Our kids have learned at an early age about life. They’ve learned about the circle of life and where our food comes from. It doesn’t bother them to know that what we have on the dinner table may have once walked in our fields. That’s the natural order of things, the way it’s supposed to be.

But what did bother them a bit was the disappearance of Patch a couple of months ago. One day she was here, the next day she was gone. Patch would often hunt at night. We surmise that one night she met with an owl and the predator became the prey.

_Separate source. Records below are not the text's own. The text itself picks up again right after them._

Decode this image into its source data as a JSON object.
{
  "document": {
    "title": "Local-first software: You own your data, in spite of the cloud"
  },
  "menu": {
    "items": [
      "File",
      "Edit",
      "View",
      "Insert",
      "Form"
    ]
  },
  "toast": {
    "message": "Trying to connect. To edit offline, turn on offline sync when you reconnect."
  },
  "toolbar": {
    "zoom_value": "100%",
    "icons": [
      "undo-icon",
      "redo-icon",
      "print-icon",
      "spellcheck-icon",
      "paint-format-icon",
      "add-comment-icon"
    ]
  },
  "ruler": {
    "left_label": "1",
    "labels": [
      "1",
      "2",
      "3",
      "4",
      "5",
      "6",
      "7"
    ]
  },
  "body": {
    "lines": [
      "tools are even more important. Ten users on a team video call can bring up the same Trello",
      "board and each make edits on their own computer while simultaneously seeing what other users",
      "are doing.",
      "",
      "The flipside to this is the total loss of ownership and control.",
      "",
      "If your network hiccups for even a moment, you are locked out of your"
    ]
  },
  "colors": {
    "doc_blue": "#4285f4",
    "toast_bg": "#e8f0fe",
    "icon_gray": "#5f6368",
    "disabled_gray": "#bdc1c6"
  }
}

So over this past weekend, we went to pick out a new kitten from some friends who suddenly found themselves with many more felines than they cared to manage. We are now the proud owners of a new, solid black, male kitten.

We haven’t actually taken possession of this newest resident of Blessed Acres Farm; he still needs a week or so with his mother. But when he does arrive, he’ll need a name. We’ve been talking about names almost nonstop since he was selected on Saturday. Personally I like the name Chubbs. But Rachel, who somehow feels the most ownership in the cat, is dead-set against that name. She prefers Miko or Thin Mint. She is willing to compromise a bit and go with Tubbs.

So, we’re looking for suggestions for a name for our new outdoor kitten. Got any?